On the other hand, my affection for both cinematic violence and musicality stem from their opposite tonal flavors. Both types of filmic set-pieces establish the pacing of their respective stories and increase their viewers’ heart rate, but action scenes and musical numbers get viewers’ blood pumping in distinct ways. For my part, watching Iko Uwais curb stomp gangsters in The Raid (2011) makes me wince, cringe, fist-pump, and laugh out of shock, while watching Gene Kelly prance around with his umbrella in Singin’ in the Rain (1952) makes me want to, well, dance and sing along with him. Both are playful reactions to spectacular audiovisual presentations, which must inspire an active response from their audiences in order to be considered successful. But what constitutes an appropriate, or intended reaction to a typical action sequence is quite different from the intended reaction to a given musical set-piece. Even when enjoyed ironically, most action sequences generate far more tension than most filmic dances.
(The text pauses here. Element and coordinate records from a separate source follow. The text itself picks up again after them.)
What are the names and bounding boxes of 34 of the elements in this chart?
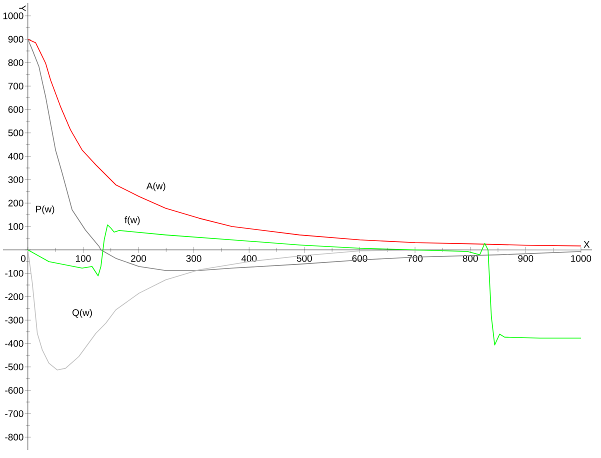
y-tick-label: 800 [8, 59, 24, 66]
x-tick-label: 200 [131, 255, 146, 262]
x-tick-label: 600 [352, 255, 368, 262]
series-label: f(w) [124, 216, 140, 226]
x-tick-label: 100 [76, 255, 91, 262]
y-tick-label: -100 [5, 270, 24, 277]
x-tick-label: 400 [241, 255, 257, 262]
y-tick-label: -800 [5, 434, 24, 440]
y-axis-title: Y [19, 5, 26, 12]
y-tick-label: 1000 [3, 12, 24, 20]
x-tick-label: 500 [296, 255, 312, 262]
y-tick-label: 200 [8, 200, 24, 206]
x-tick-label: 700 [408, 255, 423, 262]
y-tick-label: 300 [8, 176, 24, 184]
y-tick-label: 100 [8, 223, 24, 230]
x-tick-label: 300 [186, 255, 202, 262]
y-tick-label: -400 [5, 340, 24, 347]
y-tick-label: -200 [5, 293, 24, 300]
y-tick-label: 500 [8, 130, 24, 136]
x-tick-label: 1000 [571, 255, 592, 262]
y-tick-label: 600 [8, 106, 24, 113]
y-tick-label: 700 [8, 82, 24, 90]
series-label: P(w) [36, 205, 54, 214]
series-label: Q(w) [72, 308, 92, 318]
x-tick-label: 0 [21, 255, 26, 262]
y-tick-label: 400 [8, 152, 24, 160]
y-tick-label: -300 [5, 316, 24, 324]
y-tick-label: -500 [5, 364, 24, 370]
y-tick-label: -700 [5, 410, 24, 418]
x-axis-title: X [584, 241, 590, 248]
y-tick-label: 900 [8, 36, 24, 43]
series-label: A(w) [146, 182, 166, 192]
x-tick-label: 900 [518, 255, 534, 262]
y-tick-label: -600 [5, 386, 24, 394]
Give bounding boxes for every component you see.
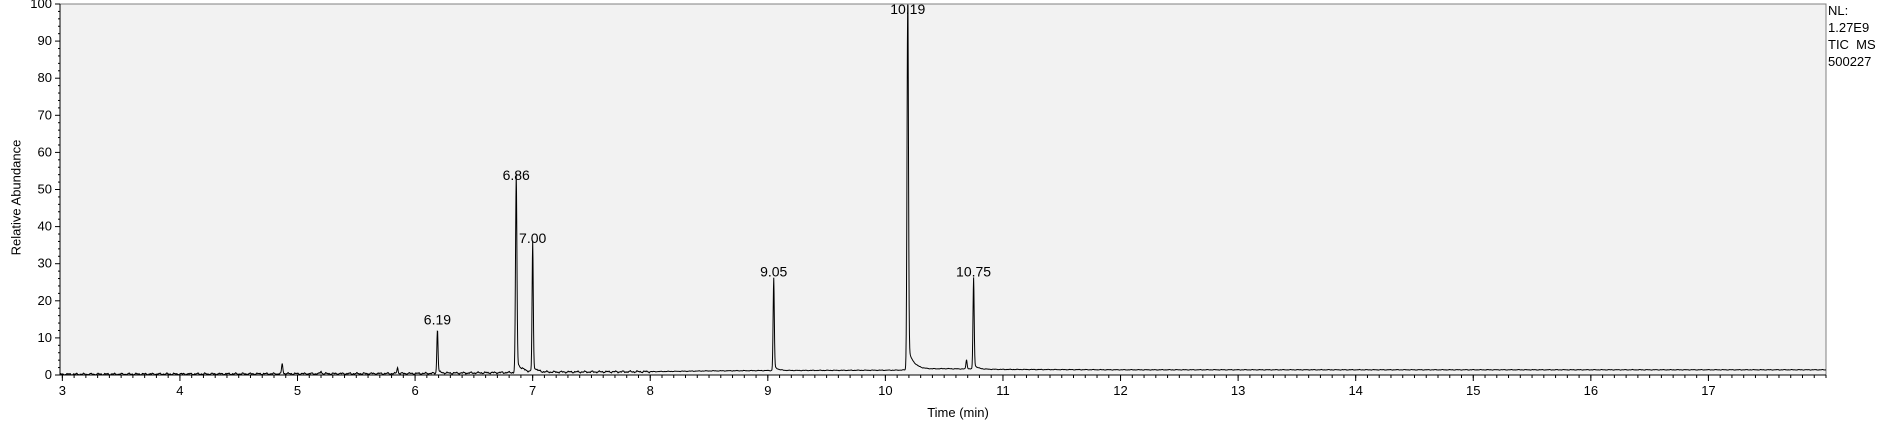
x-tick-label: 11 (996, 383, 1010, 398)
x-tick-label: 10 (878, 383, 892, 398)
plot-area (59, 3, 1827, 376)
x-tick-label: 17 (1701, 383, 1715, 398)
y-tick-label: 80 (38, 70, 52, 85)
y-tick-label: 100 (30, 0, 52, 11)
peak-label: 6.19 (424, 311, 451, 327)
x-axis-title: Time (min) (927, 405, 989, 420)
trace-layer (59, 4, 1827, 376)
sample-id: 500227 (1828, 54, 1872, 69)
nl-label: NL: (1828, 3, 1849, 18)
x-tick-label: 8 (647, 383, 654, 398)
peak-label: 10.75 (956, 263, 991, 279)
y-tick-label: 20 (38, 293, 52, 308)
x-tick-label: 13 (1231, 383, 1245, 398)
x-tick-label: 4 (176, 383, 183, 398)
x-tick-label: 7 (529, 383, 536, 398)
trace-label: TIC MS (1828, 37, 1876, 52)
y-tick-label: 0 (45, 367, 52, 382)
nl-value: 1.27E9 (1828, 20, 1870, 35)
x-tick-label: 6 (411, 383, 418, 398)
y-axis-title: Relative Abundance (8, 140, 23, 256)
peak-label-layer: 6.19 6.86 7.00 9.05 10.19 10.75 (424, 1, 991, 327)
y-tick-label: 90 (38, 33, 52, 48)
x-tick-label: 9 (764, 383, 771, 398)
x-tick-label: 12 (1113, 383, 1127, 398)
peak-label: 6.86 (503, 167, 530, 183)
y-tick-label: 50 (38, 182, 52, 197)
axis-layer: 0 10 20 30 40 50 60 70 80 90 100 3 4 5 6 7 8 9 10 11 12 13 14 1… (30, 0, 1827, 398)
x-tick-label: 5 (294, 383, 301, 398)
y-tick-label: 10 (38, 330, 52, 345)
peak-label: 7.00 (519, 230, 546, 246)
peak-label: 9.05 (760, 263, 787, 279)
y-tick-label: 30 (38, 256, 52, 271)
x-tick-label: 3 (59, 383, 66, 398)
y-tick-label: 60 (38, 144, 52, 159)
x-tick-label: 15 (1466, 383, 1480, 398)
peak-label: 10.19 (890, 1, 925, 17)
x-tick-label: 14 (1348, 383, 1362, 398)
y-tick-label: 40 (38, 219, 52, 234)
x-tick-label: 16 (1584, 383, 1598, 398)
tic-trace (59, 4, 1827, 376)
normalization-info: NL: 1.27E9 TIC MS 500227 (1828, 2, 1876, 70)
y-tick-label: 70 (38, 107, 52, 122)
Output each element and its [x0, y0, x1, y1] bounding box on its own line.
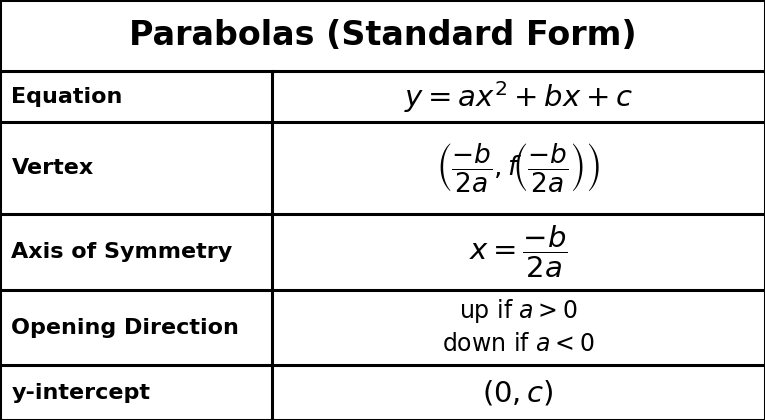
Text: Vertex: Vertex: [11, 158, 94, 178]
Text: $\left(\dfrac{-b}{2a}, f\!\left(\dfrac{-b}{2a}\right)\right)$: $\left(\dfrac{-b}{2a}, f\!\left(\dfrac{-…: [436, 142, 601, 194]
Text: $x = \dfrac{-b}{2a}$: $x = \dfrac{-b}{2a}$: [469, 224, 568, 280]
Text: Equation: Equation: [11, 87, 123, 107]
Text: down if $a < 0$: down if $a < 0$: [442, 332, 594, 356]
Text: $y = ax^2 + bx + c$: $y = ax^2 + bx + c$: [404, 79, 633, 115]
Text: Axis of Symmetry: Axis of Symmetry: [11, 242, 233, 262]
Text: up if $a > 0$: up if $a > 0$: [459, 297, 578, 325]
Text: y-intercept: y-intercept: [11, 383, 151, 403]
Text: Parabolas (Standard Form): Parabolas (Standard Form): [129, 19, 636, 52]
Text: Opening Direction: Opening Direction: [11, 318, 239, 338]
Text: $(0, c)$: $(0, c)$: [483, 378, 554, 407]
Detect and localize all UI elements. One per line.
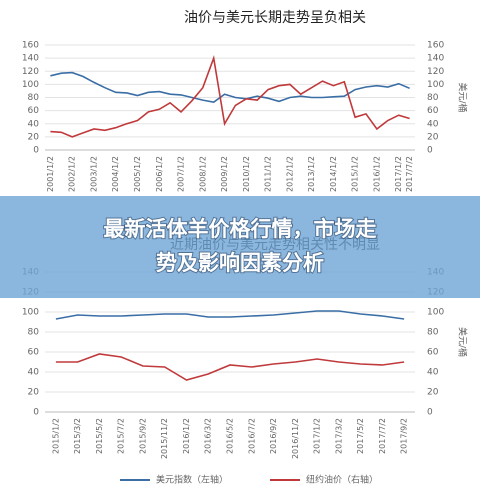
x-tick-label: 2015/9/2 (138, 418, 147, 454)
legend-label: 美元指数（左轴） (156, 474, 228, 486)
y2-tick-label: 100 (427, 308, 444, 318)
x-tick-label: 2016/7/2 (247, 418, 256, 454)
y2-tick-label: 80 (427, 93, 439, 103)
y-tick-label: 20 (28, 388, 40, 398)
y2-tick-label: 40 (427, 119, 439, 129)
y2-tick-label: 100 (427, 80, 444, 90)
x-tick-label: 2015/1/2 (51, 418, 60, 454)
y-tick-label: 140 (22, 54, 39, 64)
banner-title: 势及影响因素分析 (156, 251, 324, 275)
series-line (50, 54, 410, 138)
x-tick-label: 2017/3/2 (334, 418, 343, 454)
x-tick-label: 2017/7/2 (405, 156, 414, 192)
legend-label: 纽约油价（右轴） (306, 474, 378, 486)
y-tick-label: 60 (28, 348, 40, 358)
y-tick-label: 0 (33, 146, 39, 156)
y2-tick-label: 60 (427, 348, 439, 358)
x-tick-label: 2017/5/2 (356, 418, 365, 454)
x-tick-label: 2015/5/2 (95, 418, 104, 454)
x-tick-label: 2008/1/2 (198, 156, 207, 192)
x-tick-label: 2002/1/2 (68, 156, 77, 192)
y2-tick-label: 60 (427, 106, 439, 116)
y2-tick-label: 80 (427, 328, 439, 338)
x-tick-label: 2014/1/2 (329, 156, 338, 192)
y2-tick-label: 0 (427, 146, 433, 156)
x-tick-label: 2011/1/2 (264, 156, 273, 192)
y-tick-label: 100 (22, 308, 39, 318)
y2-axis-label: 美元/桶 (457, 82, 469, 112)
x-tick-label: 2016/1/2 (182, 418, 191, 454)
y-tick-label: 40 (28, 368, 40, 378)
series-line (55, 310, 405, 320)
y2-tick-label: 40 (427, 368, 439, 378)
x-tick-label: 2005/1/2 (133, 156, 142, 192)
y-tick-label: 80 (28, 328, 40, 338)
y-tick-label: 160 (22, 41, 39, 51)
x-tick-label: 2016/3/2 (204, 418, 213, 454)
y-tick-label: 0 (33, 408, 39, 418)
y2-tick-label: 0 (427, 408, 433, 418)
x-tick-label: 2017/1/2 (394, 156, 403, 192)
y2-tick-label: 140 (427, 54, 444, 64)
y2-tick-label: 160 (427, 41, 444, 51)
series-line (55, 353, 405, 381)
x-tick-label: 2016/9/2 (269, 418, 278, 454)
x-tick-label: 2015/1/2 (351, 156, 360, 192)
x-tick-label: 2015/7/2 (117, 418, 126, 454)
y2-tick-label: 120 (427, 67, 444, 77)
x-tick-label: 2003/1/2 (89, 156, 98, 192)
y-tick-label: 80 (28, 93, 40, 103)
y-tick-label: 40 (28, 119, 40, 129)
x-tick-label: 2016/11/2 (291, 418, 300, 459)
y2-tick-label: 20 (427, 388, 439, 398)
chart-title: 油价与美元长期走势呈负相关 (184, 10, 366, 26)
x-tick-label: 2013/1/2 (307, 156, 316, 192)
x-tick-label: 2006/1/2 (155, 156, 164, 192)
x-tick-label: 2017/1/2 (313, 418, 322, 454)
x-tick-label: 2017/7/2 (378, 418, 387, 454)
y-tick-label: 60 (28, 106, 40, 116)
banner-title: 最新活体羊价格行情，市场走 (104, 217, 377, 241)
x-tick-label: 2012/1/2 (285, 156, 294, 192)
x-tick-label: 2010/1/2 (242, 156, 251, 192)
banner (0, 196, 480, 298)
y-tick-label: 100 (22, 80, 39, 90)
x-tick-label: 2017/9/2 (400, 418, 409, 454)
x-tick-label: 2009/1/2 (220, 156, 229, 192)
x-tick-label: 2016/5/2 (226, 418, 235, 454)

I believe the complementary nature of action movies and movie musicals is akin to the combination of opposite food groups in a meal. They’re both rich, savory artistic expressions that have found life on the silver screen, yet are different enough in tone and tension that they can be viewed in rapid succession with minimal burnout. As I’ve matured as a cinephile, I’ve found myself doubling down on action cinema, which is based in American, East Asian, and Oceanian film industries, as well as musical filmmaking, which is dominated by industries from South Asia, including and beyond the Hindi language studios of Bollywood. I admit most casual audiences would not expect such a pairing of tastes when they think of a generic “movie buff” or film snob, but my appreciation for bloody ultraviolence and gorgeous dance on camera, when captured and edited with precision, is what cinephilia is all about.